After two years, it is proposed, the auto-entrepreneur must either cough up like the artisan francais or join the ever swelling ranks of the unemployed.
And very helpful that will be in reducing the deficit in the national finances.
With all the problems facing France, Hollande, Moi-je, President of France, can think of nothing better to do than to pander to interest groups to keep himself in power….which is what he did during his reign as secretary of the Socialist Party.
He doesn’t seem to have learned, to have understood, even to be aware, that running a country is a far cry from manipulating a bunch of brain dead would-be Borgias.
When his Interior Minister is busy allowing riot police to use tear gas at a demonstration where there are people with small children, could he not better employ his resources in clearing up the drug and crime ridden suburbs of the big cities where decent kids don’t stand a chance of setting up their own businesses…let alone entering the ENA?
But these are just ordinary people; people who have been marching in Marseille in protest at the lack of presence of the state in their areas, protesting at the corrupt police who are enforcers for the drug rings.
Much more important to reassure the bosses of the big companies that they can go on awarding themselves pay and perks at will…nomatter how dire their performance – after all, they’ve been to ENA. They deserve it.
Let it not be said, nor even whispered in Gath and Ashkelon, that the big cheese does not set an example in difficult times.
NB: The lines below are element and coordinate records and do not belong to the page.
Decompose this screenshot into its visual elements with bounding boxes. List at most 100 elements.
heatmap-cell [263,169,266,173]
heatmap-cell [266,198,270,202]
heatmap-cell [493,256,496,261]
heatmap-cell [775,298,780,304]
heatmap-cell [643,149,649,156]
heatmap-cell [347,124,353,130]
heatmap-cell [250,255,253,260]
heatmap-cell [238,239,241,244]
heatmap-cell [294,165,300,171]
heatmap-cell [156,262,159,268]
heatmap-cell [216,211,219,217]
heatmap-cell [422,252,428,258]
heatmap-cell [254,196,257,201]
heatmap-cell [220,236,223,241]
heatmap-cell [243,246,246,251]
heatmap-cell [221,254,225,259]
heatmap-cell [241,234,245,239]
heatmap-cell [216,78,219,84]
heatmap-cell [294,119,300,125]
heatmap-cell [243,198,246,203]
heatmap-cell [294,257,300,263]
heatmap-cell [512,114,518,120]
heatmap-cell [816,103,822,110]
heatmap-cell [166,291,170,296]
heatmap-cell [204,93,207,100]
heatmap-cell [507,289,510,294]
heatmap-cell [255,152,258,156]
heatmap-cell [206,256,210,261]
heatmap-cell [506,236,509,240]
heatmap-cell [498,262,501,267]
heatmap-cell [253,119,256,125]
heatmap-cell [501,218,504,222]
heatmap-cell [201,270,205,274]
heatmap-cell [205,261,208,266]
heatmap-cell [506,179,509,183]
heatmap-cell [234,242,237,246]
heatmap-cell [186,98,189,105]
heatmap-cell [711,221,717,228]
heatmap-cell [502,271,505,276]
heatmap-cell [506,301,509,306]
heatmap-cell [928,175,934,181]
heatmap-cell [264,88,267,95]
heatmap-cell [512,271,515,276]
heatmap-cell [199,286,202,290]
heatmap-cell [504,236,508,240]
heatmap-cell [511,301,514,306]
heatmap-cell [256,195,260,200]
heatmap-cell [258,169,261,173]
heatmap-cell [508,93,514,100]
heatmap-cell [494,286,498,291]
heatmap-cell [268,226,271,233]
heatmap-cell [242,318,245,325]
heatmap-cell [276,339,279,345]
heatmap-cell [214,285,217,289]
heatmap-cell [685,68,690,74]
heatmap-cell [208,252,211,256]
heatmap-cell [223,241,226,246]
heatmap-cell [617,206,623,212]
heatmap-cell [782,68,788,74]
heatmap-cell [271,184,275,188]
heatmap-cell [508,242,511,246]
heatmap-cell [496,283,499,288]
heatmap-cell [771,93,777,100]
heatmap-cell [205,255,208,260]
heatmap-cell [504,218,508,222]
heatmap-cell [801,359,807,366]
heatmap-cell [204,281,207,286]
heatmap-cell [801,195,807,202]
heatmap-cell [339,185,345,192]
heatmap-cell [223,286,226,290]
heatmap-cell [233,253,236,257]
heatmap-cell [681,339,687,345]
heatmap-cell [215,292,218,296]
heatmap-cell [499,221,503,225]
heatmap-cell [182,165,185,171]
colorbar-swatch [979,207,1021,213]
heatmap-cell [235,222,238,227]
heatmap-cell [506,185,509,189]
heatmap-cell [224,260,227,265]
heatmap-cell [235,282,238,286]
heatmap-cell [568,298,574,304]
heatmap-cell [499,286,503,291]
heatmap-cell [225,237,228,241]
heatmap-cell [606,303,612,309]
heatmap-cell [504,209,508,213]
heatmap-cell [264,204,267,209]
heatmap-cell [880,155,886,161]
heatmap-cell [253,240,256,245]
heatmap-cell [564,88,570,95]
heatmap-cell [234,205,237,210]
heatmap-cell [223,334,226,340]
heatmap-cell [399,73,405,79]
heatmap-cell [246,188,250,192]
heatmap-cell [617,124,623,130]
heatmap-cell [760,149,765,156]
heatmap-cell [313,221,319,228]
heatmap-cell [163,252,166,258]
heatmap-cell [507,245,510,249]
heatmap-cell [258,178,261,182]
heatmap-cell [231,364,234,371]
He has announced that he will not be lounging on the new garden furniture chosen by the light of his life for the presidential holiday home in the south of France.
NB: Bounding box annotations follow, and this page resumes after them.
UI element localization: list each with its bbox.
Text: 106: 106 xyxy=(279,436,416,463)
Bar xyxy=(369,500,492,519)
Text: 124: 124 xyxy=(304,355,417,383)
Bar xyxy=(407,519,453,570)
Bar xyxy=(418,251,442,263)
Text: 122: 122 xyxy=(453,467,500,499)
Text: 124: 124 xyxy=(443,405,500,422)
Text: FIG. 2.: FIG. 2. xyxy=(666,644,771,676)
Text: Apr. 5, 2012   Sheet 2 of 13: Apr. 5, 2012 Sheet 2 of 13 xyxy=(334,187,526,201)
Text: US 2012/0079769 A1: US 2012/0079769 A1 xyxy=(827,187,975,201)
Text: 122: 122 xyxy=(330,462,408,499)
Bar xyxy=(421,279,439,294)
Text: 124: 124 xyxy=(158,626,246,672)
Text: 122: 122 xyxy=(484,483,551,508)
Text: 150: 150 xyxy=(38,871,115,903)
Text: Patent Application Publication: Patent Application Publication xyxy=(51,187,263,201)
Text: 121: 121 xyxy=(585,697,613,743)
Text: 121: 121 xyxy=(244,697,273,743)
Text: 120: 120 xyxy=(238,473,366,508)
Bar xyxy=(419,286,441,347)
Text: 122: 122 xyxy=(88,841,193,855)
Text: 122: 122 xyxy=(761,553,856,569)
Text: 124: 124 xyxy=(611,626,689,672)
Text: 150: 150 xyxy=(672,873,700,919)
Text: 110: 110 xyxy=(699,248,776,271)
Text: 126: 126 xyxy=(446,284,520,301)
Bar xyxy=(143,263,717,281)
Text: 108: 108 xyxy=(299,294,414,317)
No…he will be in Paris. At work. And so will his ministers.
Does he take the average French person for an idiot?
Impression of what exactly?
Selling off some of the wine from the Presidential cellars while those – far better – at the Lanterne (the house at Versailles on the books of the Prime Minister’s department but favoured by Hollande as by Sarkozy before him) remain at his disposal?
Announcing that the unemployment figures will improve – and allowing his ministers to do their bit by employing more and more advisors paid by the public purse?
The impression people have is that he is extracting the urine…..but what would you expect?
With the taxes he has imposed he has already extracted everything else.